New Dutch coalition doesn’t liberalise abortion but is not pro-life either


Western Europe

Evert van Vlastuin, CNE.news

Liberal leader Dilan Yesilgoz (left) at the presentation of the new coalition plan Thursday morning. Photo ANP, Koen van Weel

The new Dutch coalition will not liberalise policies around abortion, embryo research and euthanasia. However, members of parliament are free to support initiatives from the opposition. That means that the coalition as such does not speak out for the protection of unborn life.

That is one of the elements of the new coalition agreement in the Netherlands. The agreement was presented on Thursday.

Especially the left-wing parties in the Lower House are advocating to remove abortion from the Penal Code and the creation of embryos for research purposes. If they present their proposals smartly, they can be successful.

The 26-page agreement is called “Hope, guts and pride”. Four parties have been negotiating about this after the general elections in November 2023. The parties concerned are Geert Wilders’ Freedom Party PVV, the Liberal Party VVD, Pieter Omtzigt’s New Social Contract NSC, and the Farmers’ Movement BBB. Apart from Prime Minister Mark Rutte’s party, VVD, all the groups have never been in government. On the contrary, Geert Wilders has even been in outspoken opposition against the government for twenty years.

The title “Hope, guts and pride” is meant to show a new right-wing spirit in Dutch politics. This ‘hope’ expresses itself in the following points:

Asylum and migration

The coalition discusses the “toughest entrance regime for asylum and migration”. This was to be expected since Geert Wilders has been campaigning against immigration –especially of Muslims– since 2004.

The government is bound to EU and other international rules regarding asylum and migration. The coalition plans to apply for opt-outs.

Newcomers who want Dutch citizenship have to learn about the Holocaust.

The four party leader who negotiated a coalition agreement: Wilders (left), Yesilgoz (2nd from left), Van der Plas (2nd from right), Omtzigt (right). Photo ANP, Koen van Weel

Islam and religious freedom

At least two of the four parties forced Wilders to express his respect for the rule of law. From his track record in the past twenty years, there was reason to doubt whether he would grant Muslims the right to religious freedom. For this reason, the agreement makes “safeguarding the rule of law” a cornerstone of the new governing program.

On the other hand, the agreement also says that the rule of law is threatened by Islamic terrorism and organised crime. Because of this, measures will come against the “foreign financing” of Dutch (religious) organisations.

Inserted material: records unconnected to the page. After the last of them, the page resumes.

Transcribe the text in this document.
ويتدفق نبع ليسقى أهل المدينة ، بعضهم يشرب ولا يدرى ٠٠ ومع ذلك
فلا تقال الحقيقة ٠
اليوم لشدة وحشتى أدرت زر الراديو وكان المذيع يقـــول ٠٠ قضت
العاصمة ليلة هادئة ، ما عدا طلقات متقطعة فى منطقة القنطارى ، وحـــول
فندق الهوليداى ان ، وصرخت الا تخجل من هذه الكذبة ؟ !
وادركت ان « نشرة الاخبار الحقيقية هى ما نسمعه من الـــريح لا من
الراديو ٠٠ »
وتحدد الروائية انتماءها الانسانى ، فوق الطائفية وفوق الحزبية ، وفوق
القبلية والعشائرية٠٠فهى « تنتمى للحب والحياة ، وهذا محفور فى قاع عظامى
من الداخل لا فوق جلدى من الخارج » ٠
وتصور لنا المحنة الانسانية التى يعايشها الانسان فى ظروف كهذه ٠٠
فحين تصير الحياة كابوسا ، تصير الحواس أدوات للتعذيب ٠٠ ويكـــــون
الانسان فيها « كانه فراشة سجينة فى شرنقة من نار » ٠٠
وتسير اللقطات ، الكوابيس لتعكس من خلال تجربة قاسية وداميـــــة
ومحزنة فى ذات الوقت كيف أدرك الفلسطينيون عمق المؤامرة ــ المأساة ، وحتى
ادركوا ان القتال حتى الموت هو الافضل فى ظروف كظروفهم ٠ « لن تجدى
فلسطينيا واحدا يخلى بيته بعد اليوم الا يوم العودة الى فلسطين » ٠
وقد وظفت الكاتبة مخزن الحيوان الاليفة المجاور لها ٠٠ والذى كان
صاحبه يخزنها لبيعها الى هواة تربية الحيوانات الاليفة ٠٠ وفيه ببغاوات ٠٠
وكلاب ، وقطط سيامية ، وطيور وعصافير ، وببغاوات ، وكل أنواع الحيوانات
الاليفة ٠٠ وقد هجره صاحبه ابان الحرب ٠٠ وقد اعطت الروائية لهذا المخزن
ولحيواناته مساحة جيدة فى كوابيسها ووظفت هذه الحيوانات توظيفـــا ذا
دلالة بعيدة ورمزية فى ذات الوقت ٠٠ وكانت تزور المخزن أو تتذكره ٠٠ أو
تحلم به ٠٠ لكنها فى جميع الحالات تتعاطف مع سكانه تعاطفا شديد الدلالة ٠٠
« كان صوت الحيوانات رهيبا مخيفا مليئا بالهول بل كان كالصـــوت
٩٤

Apart from this, there will be a “regulation” of the amplified prayer calls for Muslims.

Christian education

The four parties say to respect the freedom of education as written in Article 23 of the Constitution. This article, which dates from 1917, has facilitated a long tradition of Christian schooling.

However, there is growing criticism of this because also Muslims use this freedom for their schools, which is controversial for the right-wing parties such as Wilders’ PVV. But it is also controversial on the left since some conservative schools hold to the traditional sexual ethos and reject same-sex marriage and homosexual practice.

Although the agreement supports young people who come out as LGBT, the new coalition says that “relational and sexual education” must become “more neutral and age-appropriate”.

Especially for Muslim weekend schools, there will be some sort of inspection to prevent “hatred and violence.” The former government had already been trying to legislate that. Still, it came under criticism for fear of intrusion into religious freedom. Also, churches feared government officials who would inspect the teaching in their catechism classes.

Embassy to Jerusalem

The coalition supports the “existence and safety” of Israel. The new government will examine “when the embassy relocation to Jerusalem” can occur. In an earlier vote in the Lower House earlier this year, both VVD and NSC were against such a relocation.

The agreement speaks repeatedly about measures against anti-Semitism.

Other issues

The new coalition very clearly states that the minimum age for prostitutes will be 21 years. At the moment, this is 18 years. The change has been controversial for a long time already. The Christian parties will support this proposal.

The coalition is against enlargement of the European Union, but that is the most critical thing the agreement says about the EU. Nowhere is it written that the Netherlands should leave the Union or that there should be a referendum about this.

The new government will enshrine the 2 per cent Defence budget in legislation to ensure that the country meets NATO norms.

Wilders won't be prime minister. Photo ANP, Koen van Weel

What’s next?

This coalition agreement is only a first text. Next week, the Lower House will debate it, which is expected to lead to the next step: the formation of the actual cabinet. That new cabinet will elaborate on the guidelines from the coalition agreement.

Usually, the leader of that formation is the prime minister, but it seems that it will be different this time. Geert Wilders has accepted that he will not become prime minister since his coalition partners don’t see him as a team worker.

The actual cabinet formation may take at least one week so King Willem-Alexander could swear in the new government by the first week of June.